# Sound problems with a DVD



## SelwynRose (Sep 6, 2012)

Good-day, Forum members.
I may not be in the right forum here; I hope you will forgive me, if so, because this concerns TV and not computers.
My wife and I have a slight hearing problem and our best solution has been to purchase individual ear-phones by which we could enhance our hearing ability without cutting out the voice-function for others in the same room. This works perfectly under nearly ALL circumstances, including various DVD's and VHS's that I have recorded and/or purchased. 

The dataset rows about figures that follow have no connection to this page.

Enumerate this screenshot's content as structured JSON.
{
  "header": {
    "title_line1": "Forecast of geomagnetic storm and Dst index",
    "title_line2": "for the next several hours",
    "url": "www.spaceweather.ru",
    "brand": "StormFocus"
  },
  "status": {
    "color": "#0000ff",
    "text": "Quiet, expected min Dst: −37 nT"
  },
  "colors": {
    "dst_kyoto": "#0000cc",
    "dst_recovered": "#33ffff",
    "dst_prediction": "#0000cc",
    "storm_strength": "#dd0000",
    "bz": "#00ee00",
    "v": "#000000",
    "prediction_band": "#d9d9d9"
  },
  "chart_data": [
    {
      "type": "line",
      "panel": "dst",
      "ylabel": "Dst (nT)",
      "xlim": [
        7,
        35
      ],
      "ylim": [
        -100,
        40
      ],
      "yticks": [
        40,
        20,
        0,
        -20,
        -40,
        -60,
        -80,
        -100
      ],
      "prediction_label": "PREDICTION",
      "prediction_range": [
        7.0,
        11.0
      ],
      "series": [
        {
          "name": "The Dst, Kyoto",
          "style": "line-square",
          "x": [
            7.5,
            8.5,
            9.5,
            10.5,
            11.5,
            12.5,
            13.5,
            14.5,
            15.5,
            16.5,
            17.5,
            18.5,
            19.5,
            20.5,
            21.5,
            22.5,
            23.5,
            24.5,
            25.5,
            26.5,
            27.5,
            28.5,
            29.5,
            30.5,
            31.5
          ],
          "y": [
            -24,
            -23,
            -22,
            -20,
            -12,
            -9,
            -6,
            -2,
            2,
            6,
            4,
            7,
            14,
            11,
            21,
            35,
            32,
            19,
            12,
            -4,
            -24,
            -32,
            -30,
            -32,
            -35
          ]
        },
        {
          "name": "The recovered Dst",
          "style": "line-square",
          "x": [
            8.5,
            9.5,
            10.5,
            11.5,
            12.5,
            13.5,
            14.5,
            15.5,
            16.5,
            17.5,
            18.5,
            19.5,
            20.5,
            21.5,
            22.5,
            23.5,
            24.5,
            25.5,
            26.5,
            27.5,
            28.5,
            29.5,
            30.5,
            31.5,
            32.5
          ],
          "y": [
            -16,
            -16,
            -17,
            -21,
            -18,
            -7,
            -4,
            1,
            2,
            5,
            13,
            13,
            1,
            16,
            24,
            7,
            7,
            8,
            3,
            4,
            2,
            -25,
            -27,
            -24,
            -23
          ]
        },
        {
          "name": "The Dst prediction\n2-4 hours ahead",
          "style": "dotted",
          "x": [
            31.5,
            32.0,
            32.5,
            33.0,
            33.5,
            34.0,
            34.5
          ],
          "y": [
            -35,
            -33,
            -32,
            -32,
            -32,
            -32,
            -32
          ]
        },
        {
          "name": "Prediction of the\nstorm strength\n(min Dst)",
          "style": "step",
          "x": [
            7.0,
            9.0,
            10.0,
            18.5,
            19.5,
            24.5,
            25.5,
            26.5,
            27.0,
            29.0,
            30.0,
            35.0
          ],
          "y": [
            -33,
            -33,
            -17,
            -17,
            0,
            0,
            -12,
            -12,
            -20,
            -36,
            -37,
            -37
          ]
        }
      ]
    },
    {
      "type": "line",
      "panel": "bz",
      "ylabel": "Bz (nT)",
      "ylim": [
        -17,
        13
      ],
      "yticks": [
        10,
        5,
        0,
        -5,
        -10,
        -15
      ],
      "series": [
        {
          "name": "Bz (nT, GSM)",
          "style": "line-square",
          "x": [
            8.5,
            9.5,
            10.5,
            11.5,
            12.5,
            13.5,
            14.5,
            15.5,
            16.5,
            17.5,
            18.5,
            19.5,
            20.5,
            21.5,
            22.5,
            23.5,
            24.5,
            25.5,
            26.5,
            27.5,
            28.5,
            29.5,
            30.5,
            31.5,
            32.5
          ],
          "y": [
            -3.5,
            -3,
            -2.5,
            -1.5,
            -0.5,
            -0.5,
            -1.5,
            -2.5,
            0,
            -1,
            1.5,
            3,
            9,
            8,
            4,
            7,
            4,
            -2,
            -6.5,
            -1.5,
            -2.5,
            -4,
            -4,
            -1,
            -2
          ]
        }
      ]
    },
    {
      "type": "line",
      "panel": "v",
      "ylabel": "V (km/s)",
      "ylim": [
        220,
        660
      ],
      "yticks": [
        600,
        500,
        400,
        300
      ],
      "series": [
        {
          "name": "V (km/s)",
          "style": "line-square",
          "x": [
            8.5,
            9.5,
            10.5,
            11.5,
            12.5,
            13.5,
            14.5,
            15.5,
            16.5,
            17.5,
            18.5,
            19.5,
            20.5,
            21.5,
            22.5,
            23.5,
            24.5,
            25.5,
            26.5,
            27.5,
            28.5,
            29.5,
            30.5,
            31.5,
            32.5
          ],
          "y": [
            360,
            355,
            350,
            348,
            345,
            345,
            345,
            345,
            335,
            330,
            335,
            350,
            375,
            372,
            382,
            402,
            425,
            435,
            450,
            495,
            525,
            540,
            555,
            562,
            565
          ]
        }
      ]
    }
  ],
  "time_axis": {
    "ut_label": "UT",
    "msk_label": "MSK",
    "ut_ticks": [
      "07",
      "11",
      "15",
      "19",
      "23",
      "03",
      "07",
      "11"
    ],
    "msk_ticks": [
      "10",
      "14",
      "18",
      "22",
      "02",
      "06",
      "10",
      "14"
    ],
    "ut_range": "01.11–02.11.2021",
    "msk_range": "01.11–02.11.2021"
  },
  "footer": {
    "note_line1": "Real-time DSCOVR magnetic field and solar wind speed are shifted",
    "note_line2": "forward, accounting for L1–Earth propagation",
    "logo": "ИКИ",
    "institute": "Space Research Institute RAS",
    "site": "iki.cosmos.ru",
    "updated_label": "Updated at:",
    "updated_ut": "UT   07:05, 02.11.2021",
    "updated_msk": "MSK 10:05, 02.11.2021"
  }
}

I have recently purchased a DVD - "The Longest Day" - and the sound-track is heard perfectly directly from the TV but no amount of fiddling with various possible connections succeeds in reproducing the sound track via the ear-phones. Has anyone got the slightest idea what the problem may be? I would be most grateful for any help or suggestion.
Selwyn.


----------



## JimE (Apr 16, 2009)

Should be no changes necessary from DVD to DVD.

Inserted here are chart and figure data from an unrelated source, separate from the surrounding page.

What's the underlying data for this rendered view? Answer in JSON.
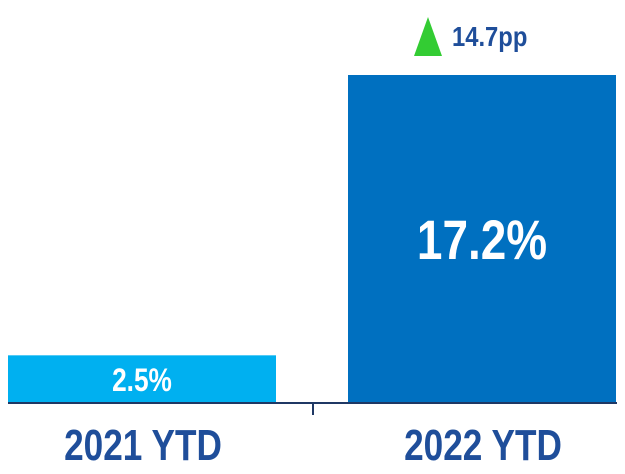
{
  "chart_data": {
    "type": "bar",
    "categories": [
      "2021 YTD",
      "2022 YTD"
    ],
    "values": [
      2.5,
      17.2
    ],
    "data_labels": [
      "2.5%",
      "17.2%"
    ],
    "unit": "%",
    "bar_colors": [
      "#00B0F0",
      "#0070C0"
    ],
    "label_color": "#1F4E9A",
    "delta": {
      "label": "14.7pp",
      "value": 14.7,
      "direction": "up",
      "color": "#33CC33"
    },
    "ylim": [
      0,
      17.2
    ],
    "grid": false,
    "legend": "none"
  }
}
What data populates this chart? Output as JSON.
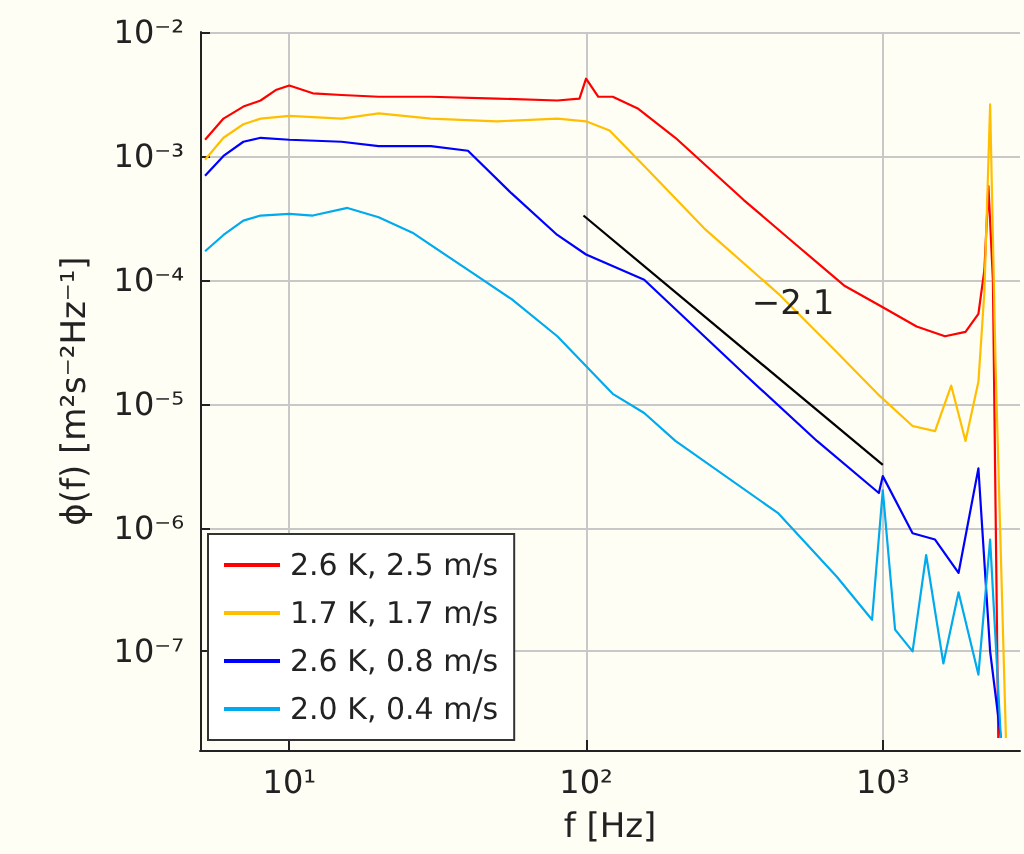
{
  "chart_data": {
    "type": "line",
    "xlabel": "f [Hz]",
    "ylabel": "ϕ(f) [m²s⁻²Hz⁻¹]",
    "log": "xy",
    "grid": true,
    "legend": "bottom left",
    "marker": "none",
    "line_style": "solid",
    "xlim": [
      5,
      2900
    ],
    "ylim": [
      1.6e-08,
      0.01
    ],
    "xticks": [
      {
        "value": 10,
        "label": "10¹"
      },
      {
        "value": 100,
        "label": "10²"
      },
      {
        "value": 1000,
        "label": "10³"
      }
    ],
    "yticks": [
      {
        "value": 1e-07,
        "label": "10⁻⁷"
      },
      {
        "value": 1e-06,
        "label": "10⁻⁶"
      },
      {
        "value": 1e-05,
        "label": "10⁻⁵"
      },
      {
        "value": 0.0001,
        "label": "10⁻⁴"
      },
      {
        "value": 0.001,
        "label": "10⁻³"
      },
      {
        "value": 0.01,
        "label": "10⁻²"
      }
    ],
    "annotations": [
      "−2.1"
    ],
    "series": [
      {
        "name": "2.6 K, 2.5 m/s",
        "color": "#ff0000",
        "x": [
          5.2,
          6,
          7,
          8,
          9,
          10,
          12,
          15,
          20,
          30,
          50,
          80,
          95,
          100,
          110,
          123,
          150,
          200,
          340,
          500,
          740,
          1000,
          1300,
          1620,
          1900,
          2100,
          2200,
          2270,
          2350,
          2450
        ],
        "values": [
          0.00135,
          0.002,
          0.0025,
          0.0028,
          0.0034,
          0.0037,
          0.0032,
          0.0031,
          0.003,
          0.003,
          0.0029,
          0.0028,
          0.0029,
          0.0042,
          0.003,
          0.003,
          0.0024,
          0.0014,
          0.00044,
          0.0002,
          9e-05,
          6e-05,
          4.2e-05,
          3.5e-05,
          3.8e-05,
          5.3e-05,
          0.00012,
          0.00057,
          0.0001,
          2e-08
        ]
      },
      {
        "name": "1.7 K, 1.7 m/s",
        "color": "#ffbf00",
        "x": [
          5.2,
          6,
          7,
          8,
          10,
          15,
          20,
          30,
          50,
          80,
          100,
          120,
          157,
          250,
          445,
          700,
          960,
          1260,
          1500,
          1700,
          1900,
          2100,
          2200,
          2300,
          2400,
          2600
        ],
        "values": [
          0.00093,
          0.0014,
          0.0018,
          0.002,
          0.0021,
          0.002,
          0.0022,
          0.002,
          0.0019,
          0.002,
          0.0019,
          0.0016,
          0.00083,
          0.00026,
          7.7e-05,
          2.6e-05,
          1.2e-05,
          6.6e-06,
          6e-06,
          1.4e-05,
          5e-06,
          1.5e-05,
          8e-05,
          0.0026,
          2e-05,
          2e-08
        ]
      },
      {
        "name": "2.6 K, 0.8 m/s",
        "color": "#0000ff",
        "x": [
          5.2,
          6,
          7,
          8,
          10,
          15,
          20,
          30,
          40,
          56,
          80,
          100,
          157,
          340,
          600,
          970,
          1000,
          1260,
          1500,
          1800,
          2100,
          2300,
          2500
        ],
        "values": [
          0.00069,
          0.001,
          0.0013,
          0.0014,
          0.00135,
          0.0013,
          0.0012,
          0.0012,
          0.0011,
          0.0005,
          0.00023,
          0.00016,
          0.0001,
          1.75e-05,
          5e-06,
          1.9e-06,
          2.6e-06,
          9e-07,
          8e-07,
          4.3e-07,
          3e-06,
          1e-07,
          2e-08
        ]
      },
      {
        "name": "2.0 K, 0.4 m/s",
        "color": "#00aaee",
        "x": [
          5.2,
          6,
          7,
          8,
          10,
          12,
          15.7,
          20,
          26,
          40,
          56,
          80,
          123,
          157,
          200,
          445,
          700,
          920,
          1000,
          1100,
          1260,
          1400,
          1600,
          1800,
          2100,
          2300,
          2500
        ],
        "values": [
          0.00017,
          0.00023,
          0.0003,
          0.00033,
          0.00034,
          0.00033,
          0.00038,
          0.00032,
          0.00024,
          0.00012,
          7e-05,
          3.5e-05,
          1.2e-05,
          8.4e-06,
          5e-06,
          1.3e-06,
          4e-07,
          1.8e-07,
          2e-06,
          1.5e-07,
          1e-07,
          6e-07,
          8e-08,
          3e-07,
          6.5e-08,
          8e-07,
          2e-08
        ]
      },
      {
        "type": "line",
        "color": "#000000",
        "x": [
          98,
          1000
        ],
        "values": [
          0.00033,
          3.2e-06
        ]
      }
    ]
  }
}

What hardware is being used and how is it connected?


----------



## War2th (Sep 3, 2012)

check out this. good stuff. good stuff. get 1 of those and an "audio distrobution amplifier" to connect everything a bit pricey but worth every penny


----------



## War2th (Sep 3, 2012)

sry 4 got the link

Home Theater Headphones - Wireless Headphones Reviews


----------



## SelwynRose (Sep 6, 2012)

Thank you Dogg & War2th for your replies.
Dogg: Both the DVD player and the TV are LG units and - as stated - work correctly with other purchased DVD's and VHS's as do the head-sets; one unit of head-sets is Sony the other Sennheiser. 
War2th: I don't really need another replacement headset; the ones I have function perfectly with other playable recordings - commercial or home-produced.

Many thanks to both of you and have a nice week-end.


----------